Nor were the Conservatives eating a chunk out of his voter base, even though Mr Craig frequently tried to woo the same elderly vote.
The Conservatives were only taking votes from National, and Mr Peters was dismissive of Mr Craig.
"I'm not going to get into a dual of wits with an unarmed opponent," he said, drawing on one of his well-worn insults.
The Conservatives were not the only party to attract the scorn of Mr Peters yesterday.
The National Party was stealing his fishing policy. The Labour Party was stealing his immigration and foreign ownership policies. The chem-trail party had stolen all his policies.
"There are a lot of people who are bound to sound like an echo. Imitation is the most sincere form of flattery," he told an audience at the Jean Sandel Retirement Village.
The Greens were kidding themselves if they thought New Zealand could cripple its oil and gas industries. Act was so void of negotiating muscle that its list of post-election demands, if that scenario transpired, was destined for the toilet.
There was the usual pitch about his party being unmatched on benefits for pensioners, and a claim that the Government was going to jeopardise that by reviewing Supergold travel perks.
As he wandered around the streets and malls, his was a familiar face, even if it wasn't always clear who he was.
"You're famous! You're on TV," said 13-year-old Tyson Sothern, who was thrilled to have his photo taken with a guy whose name he didn't know.
Others, like 26-year-old Damian Bosson, were delighted to snap a selfie, but reluctant to pledge their vote to New Zealand First.
But there was a more serious side to the visit. At the retirement village, Mr Peters was asked about Labour's capital gains tax - which he said he opposed because it didnt take capital losses into account.

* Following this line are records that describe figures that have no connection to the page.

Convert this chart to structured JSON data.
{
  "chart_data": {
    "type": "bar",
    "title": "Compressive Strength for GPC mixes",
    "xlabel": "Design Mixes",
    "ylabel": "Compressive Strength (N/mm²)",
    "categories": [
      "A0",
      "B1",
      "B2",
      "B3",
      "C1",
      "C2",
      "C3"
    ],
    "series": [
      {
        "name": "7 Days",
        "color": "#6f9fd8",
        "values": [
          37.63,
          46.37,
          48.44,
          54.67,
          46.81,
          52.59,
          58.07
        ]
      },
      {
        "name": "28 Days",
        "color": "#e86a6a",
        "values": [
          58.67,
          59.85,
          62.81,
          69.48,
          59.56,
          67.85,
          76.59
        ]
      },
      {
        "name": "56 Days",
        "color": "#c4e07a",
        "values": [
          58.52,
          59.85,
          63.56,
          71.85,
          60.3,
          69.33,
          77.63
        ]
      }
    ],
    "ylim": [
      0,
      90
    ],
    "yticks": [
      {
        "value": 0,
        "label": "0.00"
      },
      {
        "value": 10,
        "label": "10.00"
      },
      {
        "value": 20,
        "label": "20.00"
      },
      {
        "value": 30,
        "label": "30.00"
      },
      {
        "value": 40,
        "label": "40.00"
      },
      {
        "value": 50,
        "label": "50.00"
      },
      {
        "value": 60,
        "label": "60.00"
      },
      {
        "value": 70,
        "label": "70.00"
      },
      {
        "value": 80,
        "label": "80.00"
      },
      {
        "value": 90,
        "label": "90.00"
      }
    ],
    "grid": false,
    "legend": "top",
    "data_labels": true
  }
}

But he said he wanted a capital gains tax applied to foreigners who already owned property in New Zealand, while at the same time cracking down on further property sales to non-residents.
He appealed to local wallets by promising hundreds of millions of dollars under his party's royalties for regions policy, which would see at least 25 per cent of royalties go back to the region they came from.
"Why should all the royalties go down to Wellington? Why shouldn't you get a share of it?"
But he couldn't escape being asked, again, which of the major parties he wanted to go with after the election.
"When I go down to the car factory to buy a Rolls Royce, I don't come away with a Toyota. When I party vote NZ First, I'm party voting NZ First, and no other party," he told about 100 people at the New Plymouth Club.
"All the rest are kling-ons. If you walk into the room of someone who already owns you, what's your negotiating strength?"
John Key would take no more than a glance at Act leader Jamie Whyte's list of demands, and then "flush it".
"What about the guy that believes in the chemical trails ... or that we didn't land on the moon? What if, by some quirk of idiocy, he got in?
"They're going to say, well, 'We think you're a nice guy, but we've got our priorities and they don't include you'."
At least by the end of the day, Colin Craig had been elevated to a 'nice guy'.